Fig 2. PDGFRβ signaling acts downstream of Hif1α to control AGM HSPC production.

(A) Morpholino knockdown of pdgfrb attenuated the increase in runx1;cmyb expression in embryos treated with the Hif1α agonist DMOG (75μM).

(B) Qualitative phenotypic distribution of embryos from panel 2A (n≥20/condition × 3 replicate clutches).

(C) Knockdown of vhl increased runx1;cmyb WISH expression in the AGM at 36hpf, while co-injection with the pdgfrb MO blocked this effect.

(D) Qualitative phenotypic distribution of embryos from panel 2D (n≥20/condition × 2 replicate clutches).

(E) FACS analysis for CD41⁺(Gata1⁻) HSPCs following injection of MOs to vhl and pdgfrb alone and combined confirmed a reduced impact for Hif1α stabilization with loss of PDGF signaling (*p<0.05, one-tailed t-test, n≥7).

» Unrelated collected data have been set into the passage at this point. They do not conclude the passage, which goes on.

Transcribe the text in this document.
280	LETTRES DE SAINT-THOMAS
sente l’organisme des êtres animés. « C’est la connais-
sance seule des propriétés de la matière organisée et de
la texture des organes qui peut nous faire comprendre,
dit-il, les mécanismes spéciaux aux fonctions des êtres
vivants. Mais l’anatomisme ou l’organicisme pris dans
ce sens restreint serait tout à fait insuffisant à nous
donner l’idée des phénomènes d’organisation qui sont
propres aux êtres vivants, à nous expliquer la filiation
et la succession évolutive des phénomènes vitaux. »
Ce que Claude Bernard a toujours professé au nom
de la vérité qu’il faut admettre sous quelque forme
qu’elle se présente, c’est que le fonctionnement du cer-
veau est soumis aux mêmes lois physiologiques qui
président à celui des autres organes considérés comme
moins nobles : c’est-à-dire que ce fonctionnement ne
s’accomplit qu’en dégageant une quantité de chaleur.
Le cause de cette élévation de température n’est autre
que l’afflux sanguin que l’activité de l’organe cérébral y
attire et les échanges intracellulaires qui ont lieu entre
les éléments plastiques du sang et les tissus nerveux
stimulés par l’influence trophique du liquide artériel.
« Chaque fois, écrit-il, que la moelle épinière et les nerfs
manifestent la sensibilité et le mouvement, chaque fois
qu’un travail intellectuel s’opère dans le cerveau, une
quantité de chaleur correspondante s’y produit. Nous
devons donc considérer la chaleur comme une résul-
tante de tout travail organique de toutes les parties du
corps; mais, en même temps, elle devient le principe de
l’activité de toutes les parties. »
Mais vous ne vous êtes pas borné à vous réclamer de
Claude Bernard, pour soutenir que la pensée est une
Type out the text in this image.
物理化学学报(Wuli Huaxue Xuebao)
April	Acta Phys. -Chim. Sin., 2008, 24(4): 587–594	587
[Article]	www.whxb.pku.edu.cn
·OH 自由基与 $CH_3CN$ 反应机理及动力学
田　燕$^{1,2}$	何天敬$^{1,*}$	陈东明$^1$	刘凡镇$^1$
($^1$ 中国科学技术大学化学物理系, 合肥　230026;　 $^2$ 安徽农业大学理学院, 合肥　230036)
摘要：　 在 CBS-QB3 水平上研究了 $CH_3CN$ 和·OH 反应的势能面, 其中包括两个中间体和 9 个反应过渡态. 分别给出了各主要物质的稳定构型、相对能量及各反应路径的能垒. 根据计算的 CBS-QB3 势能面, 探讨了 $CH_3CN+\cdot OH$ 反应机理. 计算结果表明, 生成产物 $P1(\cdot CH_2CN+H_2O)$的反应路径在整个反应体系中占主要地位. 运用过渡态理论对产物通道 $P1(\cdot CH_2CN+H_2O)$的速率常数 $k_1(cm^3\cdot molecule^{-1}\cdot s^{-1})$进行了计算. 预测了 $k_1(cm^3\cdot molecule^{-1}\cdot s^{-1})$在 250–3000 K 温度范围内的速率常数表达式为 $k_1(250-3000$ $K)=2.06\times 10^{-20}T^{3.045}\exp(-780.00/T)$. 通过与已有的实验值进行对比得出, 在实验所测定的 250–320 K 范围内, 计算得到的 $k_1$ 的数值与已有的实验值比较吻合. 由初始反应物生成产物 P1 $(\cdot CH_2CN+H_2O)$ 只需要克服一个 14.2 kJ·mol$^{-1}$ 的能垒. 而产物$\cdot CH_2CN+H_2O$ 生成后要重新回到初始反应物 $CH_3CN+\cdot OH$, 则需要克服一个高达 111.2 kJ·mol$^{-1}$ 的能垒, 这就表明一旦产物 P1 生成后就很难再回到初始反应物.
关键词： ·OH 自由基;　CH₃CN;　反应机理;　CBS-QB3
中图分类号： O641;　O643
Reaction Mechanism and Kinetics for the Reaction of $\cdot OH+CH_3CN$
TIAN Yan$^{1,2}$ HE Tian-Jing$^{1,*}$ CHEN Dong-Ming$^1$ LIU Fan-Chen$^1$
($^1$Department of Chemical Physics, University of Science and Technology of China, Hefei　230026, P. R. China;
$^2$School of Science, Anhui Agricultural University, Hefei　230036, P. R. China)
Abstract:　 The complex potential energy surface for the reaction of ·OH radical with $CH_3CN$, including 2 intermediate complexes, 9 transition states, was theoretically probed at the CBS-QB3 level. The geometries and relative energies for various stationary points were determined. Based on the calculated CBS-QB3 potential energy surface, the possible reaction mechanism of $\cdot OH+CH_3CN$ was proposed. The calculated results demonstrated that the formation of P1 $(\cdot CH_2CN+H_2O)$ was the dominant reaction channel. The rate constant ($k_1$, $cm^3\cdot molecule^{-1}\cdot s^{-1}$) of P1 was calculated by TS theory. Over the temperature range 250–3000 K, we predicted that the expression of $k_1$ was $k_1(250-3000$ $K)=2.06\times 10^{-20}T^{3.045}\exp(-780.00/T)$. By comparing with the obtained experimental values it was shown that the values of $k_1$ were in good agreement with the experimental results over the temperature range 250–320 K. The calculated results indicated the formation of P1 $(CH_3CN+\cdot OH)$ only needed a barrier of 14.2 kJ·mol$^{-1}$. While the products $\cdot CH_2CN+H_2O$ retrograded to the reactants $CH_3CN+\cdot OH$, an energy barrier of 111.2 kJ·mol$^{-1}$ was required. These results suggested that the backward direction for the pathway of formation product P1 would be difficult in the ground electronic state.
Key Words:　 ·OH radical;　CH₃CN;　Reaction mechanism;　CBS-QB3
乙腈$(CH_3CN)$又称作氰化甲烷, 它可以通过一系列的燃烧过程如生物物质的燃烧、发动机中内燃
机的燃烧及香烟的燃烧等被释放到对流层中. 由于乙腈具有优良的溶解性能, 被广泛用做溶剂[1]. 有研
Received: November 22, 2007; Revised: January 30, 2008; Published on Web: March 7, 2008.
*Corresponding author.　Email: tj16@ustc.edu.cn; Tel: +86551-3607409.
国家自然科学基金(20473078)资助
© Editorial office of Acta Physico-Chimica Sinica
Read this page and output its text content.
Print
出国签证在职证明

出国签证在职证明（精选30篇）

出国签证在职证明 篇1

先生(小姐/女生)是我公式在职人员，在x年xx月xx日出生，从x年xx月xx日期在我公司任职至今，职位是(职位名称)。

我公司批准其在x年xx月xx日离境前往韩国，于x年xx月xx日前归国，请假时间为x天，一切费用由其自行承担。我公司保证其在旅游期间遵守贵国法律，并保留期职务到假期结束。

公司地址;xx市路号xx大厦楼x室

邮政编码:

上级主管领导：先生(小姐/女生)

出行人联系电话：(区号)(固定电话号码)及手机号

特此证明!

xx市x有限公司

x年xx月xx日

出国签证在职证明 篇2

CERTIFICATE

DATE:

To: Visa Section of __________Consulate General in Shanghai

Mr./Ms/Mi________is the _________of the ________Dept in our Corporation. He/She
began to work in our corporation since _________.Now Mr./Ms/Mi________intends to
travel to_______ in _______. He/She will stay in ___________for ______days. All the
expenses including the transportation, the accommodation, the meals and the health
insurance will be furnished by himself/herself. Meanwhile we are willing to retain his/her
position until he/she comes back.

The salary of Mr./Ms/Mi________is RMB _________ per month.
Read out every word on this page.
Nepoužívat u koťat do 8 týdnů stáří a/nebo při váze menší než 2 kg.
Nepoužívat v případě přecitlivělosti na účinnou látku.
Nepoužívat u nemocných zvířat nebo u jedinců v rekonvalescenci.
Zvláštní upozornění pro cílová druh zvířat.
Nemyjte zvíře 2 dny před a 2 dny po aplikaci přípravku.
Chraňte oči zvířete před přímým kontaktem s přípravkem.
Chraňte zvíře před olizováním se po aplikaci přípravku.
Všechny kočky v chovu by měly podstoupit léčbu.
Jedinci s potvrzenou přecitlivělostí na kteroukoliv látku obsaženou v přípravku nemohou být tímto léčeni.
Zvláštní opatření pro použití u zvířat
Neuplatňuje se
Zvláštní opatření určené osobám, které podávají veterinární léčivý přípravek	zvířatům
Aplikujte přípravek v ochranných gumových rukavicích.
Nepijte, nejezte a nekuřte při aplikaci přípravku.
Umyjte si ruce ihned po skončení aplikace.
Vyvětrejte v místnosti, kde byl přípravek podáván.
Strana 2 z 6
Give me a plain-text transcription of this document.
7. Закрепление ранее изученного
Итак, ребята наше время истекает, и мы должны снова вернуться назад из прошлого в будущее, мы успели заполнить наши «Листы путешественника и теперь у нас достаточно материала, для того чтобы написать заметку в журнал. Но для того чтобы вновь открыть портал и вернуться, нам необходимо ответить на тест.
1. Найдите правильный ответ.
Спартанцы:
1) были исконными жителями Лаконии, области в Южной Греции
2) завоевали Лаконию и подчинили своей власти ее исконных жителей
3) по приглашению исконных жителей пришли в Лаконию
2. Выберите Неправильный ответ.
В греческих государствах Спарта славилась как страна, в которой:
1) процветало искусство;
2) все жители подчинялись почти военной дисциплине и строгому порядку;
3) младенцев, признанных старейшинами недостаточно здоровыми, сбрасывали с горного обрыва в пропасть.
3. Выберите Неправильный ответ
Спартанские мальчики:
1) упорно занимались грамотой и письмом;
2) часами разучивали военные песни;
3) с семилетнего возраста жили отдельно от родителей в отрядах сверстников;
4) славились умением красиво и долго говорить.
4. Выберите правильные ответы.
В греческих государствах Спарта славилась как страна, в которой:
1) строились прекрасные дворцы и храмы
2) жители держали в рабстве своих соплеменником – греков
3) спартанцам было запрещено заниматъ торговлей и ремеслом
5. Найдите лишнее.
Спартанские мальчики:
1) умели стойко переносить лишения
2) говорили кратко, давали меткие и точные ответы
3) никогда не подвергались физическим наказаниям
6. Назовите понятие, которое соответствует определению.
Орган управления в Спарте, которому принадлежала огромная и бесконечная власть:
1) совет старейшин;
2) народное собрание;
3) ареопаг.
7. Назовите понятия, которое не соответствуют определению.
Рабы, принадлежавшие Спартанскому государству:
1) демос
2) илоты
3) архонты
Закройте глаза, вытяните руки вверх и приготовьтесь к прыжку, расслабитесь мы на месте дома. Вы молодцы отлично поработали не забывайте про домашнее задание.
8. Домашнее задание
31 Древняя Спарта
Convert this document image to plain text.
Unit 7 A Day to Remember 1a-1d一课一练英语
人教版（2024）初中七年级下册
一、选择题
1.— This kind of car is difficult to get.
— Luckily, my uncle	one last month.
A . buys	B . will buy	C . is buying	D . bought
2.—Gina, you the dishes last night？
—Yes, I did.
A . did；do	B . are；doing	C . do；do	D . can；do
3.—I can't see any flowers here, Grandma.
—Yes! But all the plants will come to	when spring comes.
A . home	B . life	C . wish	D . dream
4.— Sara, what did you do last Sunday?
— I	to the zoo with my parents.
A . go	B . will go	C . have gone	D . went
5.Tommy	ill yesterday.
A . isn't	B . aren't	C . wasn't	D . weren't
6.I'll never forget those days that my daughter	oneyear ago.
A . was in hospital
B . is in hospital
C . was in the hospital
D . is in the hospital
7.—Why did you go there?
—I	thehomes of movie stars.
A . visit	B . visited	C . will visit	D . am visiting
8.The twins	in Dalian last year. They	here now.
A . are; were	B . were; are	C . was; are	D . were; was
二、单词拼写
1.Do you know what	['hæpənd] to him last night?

(F) Ectopic activation of a dominant negative pdgfrb transgene, Tg(hsp70:dn-pdgfrb), at 27hpf (37°C for 1 hour) diminished the impact of CoCl₂ stimulation on cmyb expression at 48hpf.

(G) Qualitative phenotypic distribution of embryos from panel S2G (n≥20/condition × 4 replicate clutches).

(H) CD41⁺ HSPC cell counts at 48hpf confirmed the effect of loss of PDGFRB signaling, mediated by induction of a dominant negative receptor, on Hif1α activation by CoCl₂ (*p<0.05, **p<0.01, one-tailed t-test, n≥8).